La cafetera no está dañada

La idea llegó a su cabeza en mitad de la madrugada, y le pareció genial: escribir un cuento sobre una cafetera dañada.
¿Qué pasó entonces?

Me despierto de madrugada con una certeza: debo escribir un cuento sobre la cafetera dañada. La idea es increíble en la madrugada. Me parece, de hecho, genial. ¿Cómo no se me había ocurrido antes? ¿Cómo a alguien no se le ha ocurrido esa genialidad antes? Debo despertarme tempranito y escribir el cuento rapidísimo, antes de que alguien más me gane.

Cuando me despierto y me dispongo a escribir —tengo un pequeño problema, no tengo idea de qué pasa en el cuento.

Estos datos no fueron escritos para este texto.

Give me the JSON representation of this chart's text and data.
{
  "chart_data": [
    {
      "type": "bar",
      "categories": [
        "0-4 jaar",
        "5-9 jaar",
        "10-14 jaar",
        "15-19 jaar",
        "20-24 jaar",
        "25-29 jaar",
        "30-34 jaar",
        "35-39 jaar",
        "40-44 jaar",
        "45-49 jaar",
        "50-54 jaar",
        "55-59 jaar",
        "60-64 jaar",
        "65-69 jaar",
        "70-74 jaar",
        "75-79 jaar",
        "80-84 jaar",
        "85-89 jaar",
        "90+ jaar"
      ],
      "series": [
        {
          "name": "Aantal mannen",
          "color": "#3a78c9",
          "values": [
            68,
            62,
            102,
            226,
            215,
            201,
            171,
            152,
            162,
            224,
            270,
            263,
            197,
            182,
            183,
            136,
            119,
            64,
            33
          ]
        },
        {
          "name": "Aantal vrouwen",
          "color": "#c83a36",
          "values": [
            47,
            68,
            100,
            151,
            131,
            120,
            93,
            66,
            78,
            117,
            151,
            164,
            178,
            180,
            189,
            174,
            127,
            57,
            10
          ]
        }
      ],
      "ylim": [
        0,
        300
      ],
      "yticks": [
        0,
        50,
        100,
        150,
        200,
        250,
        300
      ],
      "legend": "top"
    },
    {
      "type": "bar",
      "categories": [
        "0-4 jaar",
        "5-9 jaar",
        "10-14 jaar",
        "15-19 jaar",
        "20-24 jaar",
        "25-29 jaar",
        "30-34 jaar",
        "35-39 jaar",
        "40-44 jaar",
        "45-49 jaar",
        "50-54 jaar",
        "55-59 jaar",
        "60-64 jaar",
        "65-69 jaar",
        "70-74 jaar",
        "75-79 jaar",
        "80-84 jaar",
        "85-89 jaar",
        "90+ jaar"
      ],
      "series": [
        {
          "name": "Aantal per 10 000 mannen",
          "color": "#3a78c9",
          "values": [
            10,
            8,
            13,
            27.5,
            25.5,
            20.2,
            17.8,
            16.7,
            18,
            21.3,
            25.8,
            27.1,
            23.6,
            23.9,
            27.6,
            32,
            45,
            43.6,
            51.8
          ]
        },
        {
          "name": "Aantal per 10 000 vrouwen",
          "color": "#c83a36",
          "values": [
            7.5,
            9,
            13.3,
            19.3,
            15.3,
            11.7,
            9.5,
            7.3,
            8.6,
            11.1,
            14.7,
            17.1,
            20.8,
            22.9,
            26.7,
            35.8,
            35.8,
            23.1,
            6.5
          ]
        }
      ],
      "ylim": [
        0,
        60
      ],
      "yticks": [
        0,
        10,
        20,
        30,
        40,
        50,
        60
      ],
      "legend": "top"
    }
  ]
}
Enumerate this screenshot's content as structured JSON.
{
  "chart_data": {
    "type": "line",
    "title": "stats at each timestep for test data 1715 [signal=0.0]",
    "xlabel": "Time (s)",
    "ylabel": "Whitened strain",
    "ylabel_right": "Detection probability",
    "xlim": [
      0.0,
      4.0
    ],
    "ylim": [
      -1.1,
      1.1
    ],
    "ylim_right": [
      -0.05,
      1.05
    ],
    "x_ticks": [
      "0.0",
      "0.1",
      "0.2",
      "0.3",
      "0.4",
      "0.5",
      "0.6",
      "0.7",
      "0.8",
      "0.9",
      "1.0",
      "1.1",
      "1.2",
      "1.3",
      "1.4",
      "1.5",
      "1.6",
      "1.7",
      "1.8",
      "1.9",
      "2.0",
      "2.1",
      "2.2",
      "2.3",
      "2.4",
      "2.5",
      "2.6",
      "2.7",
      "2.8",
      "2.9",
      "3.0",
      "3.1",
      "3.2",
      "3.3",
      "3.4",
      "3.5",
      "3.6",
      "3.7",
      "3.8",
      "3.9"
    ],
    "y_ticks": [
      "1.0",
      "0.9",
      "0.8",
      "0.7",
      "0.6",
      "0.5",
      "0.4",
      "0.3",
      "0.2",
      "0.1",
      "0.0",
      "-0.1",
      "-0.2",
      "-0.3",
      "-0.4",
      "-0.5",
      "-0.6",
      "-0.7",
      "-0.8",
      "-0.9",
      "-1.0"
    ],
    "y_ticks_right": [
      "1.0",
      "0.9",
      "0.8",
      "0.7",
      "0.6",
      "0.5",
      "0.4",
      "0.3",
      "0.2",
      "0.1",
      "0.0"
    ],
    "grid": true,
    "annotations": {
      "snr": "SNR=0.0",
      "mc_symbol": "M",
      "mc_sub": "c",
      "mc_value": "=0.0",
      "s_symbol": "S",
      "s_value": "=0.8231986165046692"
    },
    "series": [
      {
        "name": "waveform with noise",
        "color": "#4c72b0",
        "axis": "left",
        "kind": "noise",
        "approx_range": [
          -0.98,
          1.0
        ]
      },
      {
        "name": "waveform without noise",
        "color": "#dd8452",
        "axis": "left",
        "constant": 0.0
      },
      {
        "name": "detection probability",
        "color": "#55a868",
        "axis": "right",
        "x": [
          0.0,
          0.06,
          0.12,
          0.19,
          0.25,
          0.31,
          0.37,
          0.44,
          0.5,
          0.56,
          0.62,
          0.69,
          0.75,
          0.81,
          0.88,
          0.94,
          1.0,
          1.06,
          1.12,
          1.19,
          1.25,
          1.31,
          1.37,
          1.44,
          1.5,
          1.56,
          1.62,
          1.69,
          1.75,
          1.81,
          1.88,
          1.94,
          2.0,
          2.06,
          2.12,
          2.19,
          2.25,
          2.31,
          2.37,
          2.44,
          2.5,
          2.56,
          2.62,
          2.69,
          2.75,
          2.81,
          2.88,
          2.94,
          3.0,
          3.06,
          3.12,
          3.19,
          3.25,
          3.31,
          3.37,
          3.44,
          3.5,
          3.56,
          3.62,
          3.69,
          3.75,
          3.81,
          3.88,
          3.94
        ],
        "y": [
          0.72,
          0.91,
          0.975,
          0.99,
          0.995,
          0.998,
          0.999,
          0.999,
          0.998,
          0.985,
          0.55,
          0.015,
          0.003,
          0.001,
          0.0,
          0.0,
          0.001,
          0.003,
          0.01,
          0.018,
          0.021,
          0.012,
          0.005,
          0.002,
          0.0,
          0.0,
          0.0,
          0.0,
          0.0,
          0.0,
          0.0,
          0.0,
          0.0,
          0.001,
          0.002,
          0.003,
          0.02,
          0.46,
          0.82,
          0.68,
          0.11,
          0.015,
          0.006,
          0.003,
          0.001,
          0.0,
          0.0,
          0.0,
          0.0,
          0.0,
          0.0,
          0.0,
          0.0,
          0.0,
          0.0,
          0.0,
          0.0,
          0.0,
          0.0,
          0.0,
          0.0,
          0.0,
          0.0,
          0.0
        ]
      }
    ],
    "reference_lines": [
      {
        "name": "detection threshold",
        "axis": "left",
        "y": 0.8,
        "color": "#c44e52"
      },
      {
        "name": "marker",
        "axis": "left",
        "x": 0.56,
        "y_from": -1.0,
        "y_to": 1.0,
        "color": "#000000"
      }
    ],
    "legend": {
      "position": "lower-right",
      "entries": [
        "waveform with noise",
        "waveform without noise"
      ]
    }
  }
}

La cafetera está dañada, sí, ¿y? Recuerdo esa leyenda sobre Hitchcock que decía que tuvo un sueño —o una epifanía nocturna— en la que se le reveló un guion genial. Para que no se le olvidara, anotó la idea en un papelito y cuando se levantó a la mañana siguiente y lo leyó se llevó una gran decepción. En el papel decía: chico conoce chica.

La cafetera
Ilustración: Luis Eduardo Toapanta

Me levanto y voy a la cocina con la esperanza de que la inspiración vuelva. Preparo un café. La cafetera no está dañada, pero tal vez lo haya estado alguna vez. ¿Por qué era tan buena idea escribir sobre la cafetera dañada? En la noche imaginaba —o recordaba— una casa donde las cosas no marchaban bien. Pensaba en el misterio que rodea a las cosas.

El sonido nocturno de la refri, que acompaña casi como una persona durmiendo en la habitación contigua; esa tetera eléctrica que tenía mi madre y que funcionaba a base de fe. Cuando el aparato echaba chispas y ya lo habíamos desahuciado, mi madre decía, como que nada: ¿qué tal si se prende? Y lo peor es que se prendía, un día cualquiera el aparato muerto adquiría vida otra vez. Pienso en el sonido del auto que mi madre tenía cuando yo era niña, el motor del Suzuki Forsa que anunciaba su llegada y significaba un alivio. Ese sonido —era ella.

Pienso también en cómo las cosas desaparecen. Mi abuelita decía que es “el niño Dios que hace travesuras”. En nuestra casa y —sobre todo en el universo que rodea mi metro cuadrado— siempre hay un pequeño huracán que revuelca las cosas. Los libros, por ejemplo; cuando pienso en alguno que necesito y lo voy a buscar al librero, ya no está ahí. Basta que lo necesite para que desaparezca. Y cuando en otra ocasión doy pasitos nerviosos por la casa buscando una tijera o una aguja, el libro aparece, casi sonriendo y alzando las cejas.

Una de las cosas que odio en la vida es bajarme del carro. Siempre con cosas. Con tantas cosas en las manos. Llaves, billetera, mochila de mi hijo, sacos, papeles. Algo siempre se cae y debo agacharme. Una está derrotada cuando debe agacharse y vaciar la mochila o la cartera en el piso. Me sucede afuera de los bancos, en la calle, en todas partes. Y ahí es cuando odio las cosas. Porque casi siempre algo se pierde. Pero esas son pérdidas mínimas, maravillosamente comunes, como la pérdida de las medias o las llaves.

Mi abuelo, en cambio, llegó a perder un piano. No perdió un libro ni las llaves del carro. Perdió un piano de cola. No se sabe si alguien lo robó o lo abdujeron los extraterrestres. Simplemente un día había un vacío raro en la sala en lugar del enorme instrumento. Tal vez al principio nadie se haya dado cuenta; hasta que un buen día alguien pasó por ahí y preguntó: ¿Qué “serábs” del piano?